To begin the process, you can fill out an intake form. Once we receive your form we will contact you.

Second Hearings are currently be held remotely on Wednesday mornings. Log in information is posted below:

Meeting ID: 770 532 1895

Passcode: 1895


Frequently Asked Questions


What is a Family Violence Temporary Protective Order (TPO)?

A TPO is a court order that can help provide protection if you are being hurt, threatened or stalked. A legal advocate can help you through the process if you do not have an attorney. 


How much does it cost to get a TPO?

Gateway does not charge any fees, and there is no court filing fee for a TPO. You may elect to hire an attorney for the second hearing, but that is not required. Gateway or Georgia Legal Services are generally able to provide an attorney for low-income victims of family violence. 


How do I know if I qualify for a Family Violence Temporary Protective Order (TPO)?

TPOs may be granted to individuals who:

  1. Have a certain relationship 
  2. Have experienced certain acts of family violence 
  3. And an order is needed for protection. 


What are the relationships required for a Family Violence Temporary Protective Order (TPO)?

Family Violence Temporary Protective Orders are granted to individuals who have certain relationships with one another. These relationships include:

  • Spouses (current or past spouses)
  • Parents of the same child
  • Parents and children (including stepparents/ stepchildren and foster parents/ foster children)
  • Individuals currently or previously living in the same household 
  • Current dating partners (and some former dating partners) in a romantic and committed relationship. 


What acts are required for a Family Violence Temporary Protective Order (TPO)?

An act of Family Violence must have occurred to be eligible for a Family Violence Temporary Protective Order. These acts include: 

  • Any felony (including but not limited to aggravated assault, kidnapping, false imprisonment, aggravated stalking)
  • Certain misdemeanor crimes (simple battery, battery, simple assault, stalking, criminal damage to property, criminal trespass)
  • Certain threats to the victim or children as defined by law.


How do I know if I qualify for a Stalking Order?

Stalking Orders may be granted to individuals who have been stalked and are in need of protection. The individuals do not need to be related to one another.  Please note, the act cannot occur at the residence of the alleged stalker. 


How do I know where to file the TPO?

If the person against whom you are seeking a TPO is a resident of the State of Georgia, you must file your petition in the County where that person resides. If the abuser lives out of state or out of Hall County, contact the Gateway legal advocates for more information about where to file an order.


Do I have to know the address for the person receiving the TPO?

Yes. Before filing a petition, you will need to provide a valid address for the person against whom you are seeking a TPO. We must also have either the date of birth or social security number for the respondent. This is required to list the order on the TPO registry.


I think I might qualify for a TPO, how do I get started?

Your first step is to contact the legal advocates at Gateway. There are several ways to reach out to us. 

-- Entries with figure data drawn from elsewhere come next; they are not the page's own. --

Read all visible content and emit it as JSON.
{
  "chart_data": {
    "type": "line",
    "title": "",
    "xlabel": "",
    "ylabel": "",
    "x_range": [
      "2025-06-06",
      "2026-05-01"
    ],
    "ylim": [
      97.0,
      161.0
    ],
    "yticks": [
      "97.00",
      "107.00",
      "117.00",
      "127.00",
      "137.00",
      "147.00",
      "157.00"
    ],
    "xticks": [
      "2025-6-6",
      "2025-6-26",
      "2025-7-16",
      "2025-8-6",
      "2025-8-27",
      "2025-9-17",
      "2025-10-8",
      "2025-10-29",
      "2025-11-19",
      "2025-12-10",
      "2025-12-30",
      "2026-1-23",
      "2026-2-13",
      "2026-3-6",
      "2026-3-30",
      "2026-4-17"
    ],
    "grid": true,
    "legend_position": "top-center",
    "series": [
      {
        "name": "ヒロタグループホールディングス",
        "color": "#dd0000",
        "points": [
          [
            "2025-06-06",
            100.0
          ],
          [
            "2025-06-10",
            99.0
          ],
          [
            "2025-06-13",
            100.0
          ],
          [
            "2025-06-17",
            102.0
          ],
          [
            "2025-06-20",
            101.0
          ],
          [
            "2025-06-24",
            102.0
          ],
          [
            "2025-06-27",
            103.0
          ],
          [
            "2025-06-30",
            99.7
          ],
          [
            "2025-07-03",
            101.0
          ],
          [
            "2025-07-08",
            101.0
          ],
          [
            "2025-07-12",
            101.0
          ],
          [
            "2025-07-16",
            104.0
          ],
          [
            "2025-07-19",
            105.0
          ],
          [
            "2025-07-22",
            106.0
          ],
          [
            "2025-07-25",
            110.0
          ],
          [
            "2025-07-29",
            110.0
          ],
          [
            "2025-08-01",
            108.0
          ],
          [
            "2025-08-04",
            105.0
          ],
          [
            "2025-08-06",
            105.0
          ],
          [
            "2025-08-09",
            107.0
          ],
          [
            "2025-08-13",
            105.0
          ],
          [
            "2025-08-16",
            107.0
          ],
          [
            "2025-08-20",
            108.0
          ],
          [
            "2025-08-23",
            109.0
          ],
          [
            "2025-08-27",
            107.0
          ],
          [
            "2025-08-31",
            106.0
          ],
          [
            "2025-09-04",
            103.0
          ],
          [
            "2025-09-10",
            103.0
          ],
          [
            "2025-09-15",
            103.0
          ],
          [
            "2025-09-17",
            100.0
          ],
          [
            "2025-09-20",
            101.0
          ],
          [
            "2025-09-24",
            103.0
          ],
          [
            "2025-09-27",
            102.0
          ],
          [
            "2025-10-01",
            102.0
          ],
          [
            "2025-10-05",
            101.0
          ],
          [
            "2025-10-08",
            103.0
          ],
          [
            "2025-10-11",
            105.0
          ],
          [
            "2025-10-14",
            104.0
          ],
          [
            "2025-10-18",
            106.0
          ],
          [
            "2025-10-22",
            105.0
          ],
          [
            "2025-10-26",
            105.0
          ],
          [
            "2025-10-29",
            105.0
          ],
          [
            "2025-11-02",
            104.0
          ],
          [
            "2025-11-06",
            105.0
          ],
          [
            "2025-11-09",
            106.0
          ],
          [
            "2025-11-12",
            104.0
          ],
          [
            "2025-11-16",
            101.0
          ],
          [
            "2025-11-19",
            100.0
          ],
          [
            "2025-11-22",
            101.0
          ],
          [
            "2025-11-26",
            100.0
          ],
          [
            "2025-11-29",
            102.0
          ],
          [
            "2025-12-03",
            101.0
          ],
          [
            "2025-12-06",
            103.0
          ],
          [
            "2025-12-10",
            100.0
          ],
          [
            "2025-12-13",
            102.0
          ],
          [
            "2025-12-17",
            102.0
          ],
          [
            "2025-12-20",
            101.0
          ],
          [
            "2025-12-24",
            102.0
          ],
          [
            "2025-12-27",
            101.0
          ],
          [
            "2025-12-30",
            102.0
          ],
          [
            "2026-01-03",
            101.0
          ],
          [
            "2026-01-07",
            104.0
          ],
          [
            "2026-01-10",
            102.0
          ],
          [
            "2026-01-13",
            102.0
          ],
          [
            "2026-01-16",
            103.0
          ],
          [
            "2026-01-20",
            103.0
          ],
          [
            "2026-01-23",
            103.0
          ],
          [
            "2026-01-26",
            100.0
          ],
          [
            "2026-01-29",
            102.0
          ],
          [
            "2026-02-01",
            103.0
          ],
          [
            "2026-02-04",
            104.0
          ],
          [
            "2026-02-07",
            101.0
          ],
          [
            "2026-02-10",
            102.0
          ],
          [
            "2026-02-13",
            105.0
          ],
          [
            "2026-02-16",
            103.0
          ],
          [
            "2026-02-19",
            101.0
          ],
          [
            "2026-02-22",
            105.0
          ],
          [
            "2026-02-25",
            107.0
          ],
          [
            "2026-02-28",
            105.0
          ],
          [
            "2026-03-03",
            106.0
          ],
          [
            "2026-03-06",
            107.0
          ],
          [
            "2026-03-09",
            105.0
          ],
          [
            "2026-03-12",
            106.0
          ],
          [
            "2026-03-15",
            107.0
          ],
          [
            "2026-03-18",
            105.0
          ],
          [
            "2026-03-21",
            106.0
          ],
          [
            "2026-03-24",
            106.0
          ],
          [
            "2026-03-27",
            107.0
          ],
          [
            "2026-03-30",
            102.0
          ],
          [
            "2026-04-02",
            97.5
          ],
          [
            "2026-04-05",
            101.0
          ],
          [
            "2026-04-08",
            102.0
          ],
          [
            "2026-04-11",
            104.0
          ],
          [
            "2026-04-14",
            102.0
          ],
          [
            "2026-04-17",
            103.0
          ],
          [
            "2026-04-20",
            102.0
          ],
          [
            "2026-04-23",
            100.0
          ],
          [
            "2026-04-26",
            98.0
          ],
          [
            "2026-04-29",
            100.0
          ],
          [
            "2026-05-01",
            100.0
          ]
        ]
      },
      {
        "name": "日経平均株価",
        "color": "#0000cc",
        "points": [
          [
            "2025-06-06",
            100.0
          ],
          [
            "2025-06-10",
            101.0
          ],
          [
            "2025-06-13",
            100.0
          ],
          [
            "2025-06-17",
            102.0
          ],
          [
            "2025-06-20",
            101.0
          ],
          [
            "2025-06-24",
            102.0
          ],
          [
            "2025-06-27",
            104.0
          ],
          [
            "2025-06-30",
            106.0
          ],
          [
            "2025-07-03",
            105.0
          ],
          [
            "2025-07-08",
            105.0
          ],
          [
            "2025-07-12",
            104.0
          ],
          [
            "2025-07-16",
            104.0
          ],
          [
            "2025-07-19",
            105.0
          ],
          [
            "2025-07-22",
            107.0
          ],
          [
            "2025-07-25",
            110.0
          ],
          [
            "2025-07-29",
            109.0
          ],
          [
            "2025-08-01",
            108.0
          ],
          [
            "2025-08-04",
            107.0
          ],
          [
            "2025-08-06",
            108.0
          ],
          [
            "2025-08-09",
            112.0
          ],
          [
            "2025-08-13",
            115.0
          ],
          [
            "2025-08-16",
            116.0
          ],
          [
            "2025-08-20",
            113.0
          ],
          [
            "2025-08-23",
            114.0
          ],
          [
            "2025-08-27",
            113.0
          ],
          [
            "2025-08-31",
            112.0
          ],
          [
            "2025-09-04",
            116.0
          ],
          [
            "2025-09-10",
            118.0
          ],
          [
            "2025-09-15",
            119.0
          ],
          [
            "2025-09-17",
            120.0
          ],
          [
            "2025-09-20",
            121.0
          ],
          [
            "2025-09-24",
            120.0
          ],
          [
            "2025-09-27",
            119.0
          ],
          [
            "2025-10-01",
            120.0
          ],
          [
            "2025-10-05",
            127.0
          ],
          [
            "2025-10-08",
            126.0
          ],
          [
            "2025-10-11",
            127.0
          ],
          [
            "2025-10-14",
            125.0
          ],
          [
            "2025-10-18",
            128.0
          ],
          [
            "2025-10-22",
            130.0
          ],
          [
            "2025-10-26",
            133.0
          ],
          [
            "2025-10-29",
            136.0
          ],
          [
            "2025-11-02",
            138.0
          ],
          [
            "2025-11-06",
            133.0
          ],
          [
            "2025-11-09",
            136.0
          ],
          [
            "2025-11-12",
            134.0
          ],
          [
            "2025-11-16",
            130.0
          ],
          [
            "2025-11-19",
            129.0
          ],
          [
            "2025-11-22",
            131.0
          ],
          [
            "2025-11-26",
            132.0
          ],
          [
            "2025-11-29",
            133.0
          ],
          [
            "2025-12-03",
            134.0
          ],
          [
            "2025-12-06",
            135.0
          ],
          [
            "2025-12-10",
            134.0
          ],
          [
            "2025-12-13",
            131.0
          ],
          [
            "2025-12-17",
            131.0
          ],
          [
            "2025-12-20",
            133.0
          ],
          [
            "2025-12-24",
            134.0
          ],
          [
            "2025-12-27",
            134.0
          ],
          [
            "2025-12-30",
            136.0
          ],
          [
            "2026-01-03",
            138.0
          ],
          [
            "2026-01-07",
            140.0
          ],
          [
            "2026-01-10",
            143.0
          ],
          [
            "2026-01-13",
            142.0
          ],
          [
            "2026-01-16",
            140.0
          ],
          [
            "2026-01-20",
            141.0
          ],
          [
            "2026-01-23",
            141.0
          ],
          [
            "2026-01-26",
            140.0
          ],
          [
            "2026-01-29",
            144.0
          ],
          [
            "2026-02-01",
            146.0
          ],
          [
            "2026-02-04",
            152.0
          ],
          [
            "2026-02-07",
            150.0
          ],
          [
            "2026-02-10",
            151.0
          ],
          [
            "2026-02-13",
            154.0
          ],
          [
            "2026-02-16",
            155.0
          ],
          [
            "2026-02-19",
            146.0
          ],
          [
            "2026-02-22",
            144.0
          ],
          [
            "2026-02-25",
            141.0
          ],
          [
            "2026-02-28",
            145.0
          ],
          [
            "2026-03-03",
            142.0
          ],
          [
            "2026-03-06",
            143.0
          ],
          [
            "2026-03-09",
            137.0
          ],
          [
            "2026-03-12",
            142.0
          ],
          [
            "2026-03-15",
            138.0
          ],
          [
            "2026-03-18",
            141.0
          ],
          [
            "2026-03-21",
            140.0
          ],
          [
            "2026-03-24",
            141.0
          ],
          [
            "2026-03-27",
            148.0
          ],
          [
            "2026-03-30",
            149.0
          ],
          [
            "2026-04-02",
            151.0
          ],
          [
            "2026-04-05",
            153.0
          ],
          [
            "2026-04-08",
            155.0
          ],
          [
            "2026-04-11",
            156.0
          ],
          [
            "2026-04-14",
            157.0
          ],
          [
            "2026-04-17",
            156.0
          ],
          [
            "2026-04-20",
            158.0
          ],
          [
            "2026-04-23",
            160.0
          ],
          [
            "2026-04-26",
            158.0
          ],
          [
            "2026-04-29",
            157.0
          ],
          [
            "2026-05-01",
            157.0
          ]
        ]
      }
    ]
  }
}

What can a Family Violence Temporary Protective Order (TPO) do to help victims?

  • TPOs can order the respondent to stay away from the victim’s home, work, or school. 
  • TPOs can address the abuser’s access to weapons.
  • Children and family members of the victim may be listed as protected parties on TPOs. 
  • The Judge may also order further relief, at their discretion.


What happens if the respondent violates a TPO?

We encourage you to call law enforcement (911) if you believe you are in danger. Violating a TPO may result in aggravated stalking charges.